The Supreme Court jumped the shark back in 1968 with Griswold.
Sorry. it was even earlier, at least back to Wickard v. Fillburn (1942).
Sorry, it was even earlier, at least back to Marbury v. Madison
Radicalism one-upmanship on the Internet.
Only a deluded open borders fanatic, someone like Ilya Somin, would think it’s logical for a nation to import public charges.
What if they had 3 out of 4 white Protestant grandparents?
I wonder why you assume what was CLEARLY stated as an economic issue is a racial one. It’s not like there was the tiniest sliver of anything racial in nisiiko’s comment. Are you unable to reason beyond that?
Because it’s always race with this huckleberry.
“ I think voting should be limited to men with IQs above
100 with a minimum of 3 of 4 grandparents being white
Protestants. Those are the people who built America, and
those are the ones who should decide how it’s run.”
He should own this sentiment at every opportunity. Finest conservative legal blog on the internet, indeed!
Perhaps it “always” is.
It was not HERE, however.
Every comment by this very special person is an opportunity to remind the proprietors what kind of audience they have cultivated here. The contrast from the humble beginnings of this project is striking. Why, there was even a time, eons ago, when people who claimed that 45 minutes of congressional testimony from a pretty credible police officer were fabricated out of whole cloth wouldn’t be taken seriously or engaged with. Those days are sadly gone!
White Protestants are rarely public charges, in the U.S. or elsewhere.
Wow, OK
That doesn’t answer my question though!
The case wasn’t about public charges per se.

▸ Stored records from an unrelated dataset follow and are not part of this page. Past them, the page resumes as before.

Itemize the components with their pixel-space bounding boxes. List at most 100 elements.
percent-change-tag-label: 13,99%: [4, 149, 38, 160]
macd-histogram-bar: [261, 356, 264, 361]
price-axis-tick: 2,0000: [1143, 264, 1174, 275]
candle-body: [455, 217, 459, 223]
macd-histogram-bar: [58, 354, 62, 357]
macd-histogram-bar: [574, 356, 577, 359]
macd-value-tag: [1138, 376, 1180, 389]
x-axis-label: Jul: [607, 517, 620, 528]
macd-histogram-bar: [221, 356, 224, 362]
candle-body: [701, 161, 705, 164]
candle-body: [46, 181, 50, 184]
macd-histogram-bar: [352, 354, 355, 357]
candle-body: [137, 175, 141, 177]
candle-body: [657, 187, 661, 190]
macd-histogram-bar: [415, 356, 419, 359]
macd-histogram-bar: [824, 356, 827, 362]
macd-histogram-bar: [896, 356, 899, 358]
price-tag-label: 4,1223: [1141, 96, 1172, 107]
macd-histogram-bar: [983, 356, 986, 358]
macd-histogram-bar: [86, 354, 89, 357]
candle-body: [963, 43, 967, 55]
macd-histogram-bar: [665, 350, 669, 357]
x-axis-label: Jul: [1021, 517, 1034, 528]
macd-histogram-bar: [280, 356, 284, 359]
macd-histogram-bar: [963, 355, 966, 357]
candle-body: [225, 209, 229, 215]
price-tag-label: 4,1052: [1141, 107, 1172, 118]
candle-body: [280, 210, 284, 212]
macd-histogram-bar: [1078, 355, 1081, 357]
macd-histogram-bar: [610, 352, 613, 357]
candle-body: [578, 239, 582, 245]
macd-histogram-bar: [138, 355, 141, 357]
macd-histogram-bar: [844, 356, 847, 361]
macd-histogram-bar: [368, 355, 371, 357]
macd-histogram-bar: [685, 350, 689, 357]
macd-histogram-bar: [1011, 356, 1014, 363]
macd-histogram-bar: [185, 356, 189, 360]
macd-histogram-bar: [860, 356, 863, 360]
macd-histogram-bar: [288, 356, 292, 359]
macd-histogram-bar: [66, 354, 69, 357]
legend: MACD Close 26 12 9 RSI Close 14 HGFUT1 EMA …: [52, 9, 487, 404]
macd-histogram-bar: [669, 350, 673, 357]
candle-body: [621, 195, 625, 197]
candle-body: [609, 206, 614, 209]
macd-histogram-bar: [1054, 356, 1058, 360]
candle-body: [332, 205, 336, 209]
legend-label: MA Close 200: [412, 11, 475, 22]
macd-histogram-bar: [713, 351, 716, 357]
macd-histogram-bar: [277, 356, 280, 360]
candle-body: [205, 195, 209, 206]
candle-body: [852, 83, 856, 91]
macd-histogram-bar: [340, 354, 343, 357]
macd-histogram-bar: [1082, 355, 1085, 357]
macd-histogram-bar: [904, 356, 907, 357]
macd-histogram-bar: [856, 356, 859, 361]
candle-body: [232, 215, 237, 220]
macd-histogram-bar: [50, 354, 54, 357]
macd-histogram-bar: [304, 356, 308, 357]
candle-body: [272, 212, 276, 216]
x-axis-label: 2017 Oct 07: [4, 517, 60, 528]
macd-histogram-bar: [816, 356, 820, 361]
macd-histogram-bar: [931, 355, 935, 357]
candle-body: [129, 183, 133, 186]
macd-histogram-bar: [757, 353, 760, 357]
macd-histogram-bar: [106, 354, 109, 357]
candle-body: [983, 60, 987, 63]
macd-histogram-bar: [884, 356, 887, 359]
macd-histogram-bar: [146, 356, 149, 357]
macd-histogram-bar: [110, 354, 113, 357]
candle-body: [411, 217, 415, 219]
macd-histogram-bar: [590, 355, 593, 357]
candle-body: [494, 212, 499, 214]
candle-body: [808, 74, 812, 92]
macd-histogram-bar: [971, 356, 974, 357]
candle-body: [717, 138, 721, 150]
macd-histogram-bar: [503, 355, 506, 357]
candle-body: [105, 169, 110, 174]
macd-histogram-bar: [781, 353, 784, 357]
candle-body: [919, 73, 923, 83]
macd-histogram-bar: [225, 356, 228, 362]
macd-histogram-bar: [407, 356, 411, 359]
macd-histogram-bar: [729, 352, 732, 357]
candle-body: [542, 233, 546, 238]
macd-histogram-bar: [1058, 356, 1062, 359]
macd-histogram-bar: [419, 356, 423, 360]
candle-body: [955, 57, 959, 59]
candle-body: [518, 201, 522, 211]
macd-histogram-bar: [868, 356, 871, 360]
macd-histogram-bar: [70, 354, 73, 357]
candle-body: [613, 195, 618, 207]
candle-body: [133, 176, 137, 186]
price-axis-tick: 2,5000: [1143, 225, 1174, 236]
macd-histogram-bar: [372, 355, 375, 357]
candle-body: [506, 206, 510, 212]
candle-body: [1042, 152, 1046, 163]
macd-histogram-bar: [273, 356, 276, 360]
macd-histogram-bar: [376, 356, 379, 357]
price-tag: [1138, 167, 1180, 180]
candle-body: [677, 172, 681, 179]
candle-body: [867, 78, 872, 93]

It was about whether states could defend a federal rule that was established by one president but then subsequently abandoned by the succeeding president because the latest president didn’t follow the proper administrative steps, such as seeking public comment.
This was a case about procedure and not about immigration.
I don’t think I’d ever seen the literary term “mare’s nest” until reading this opinion. But apparently it’s a fairly commonly-used term. Interesting.
Sigh. It’s dug.
What if a marijuana case came to the court?
Can Roberts DIG it?/
Roberts continues his jurisprudence of “we will take a case on the margins if it benefits the swamp or Democrats but not if it might benefit the rest of the country or the Republicans.”
Along with those Democrat plants Gorsuch, Alito, and Thomas who also signed the opinion.
You’re a lawyer, maybe do some due diligence next time.
What are some of the former cases you have in mind?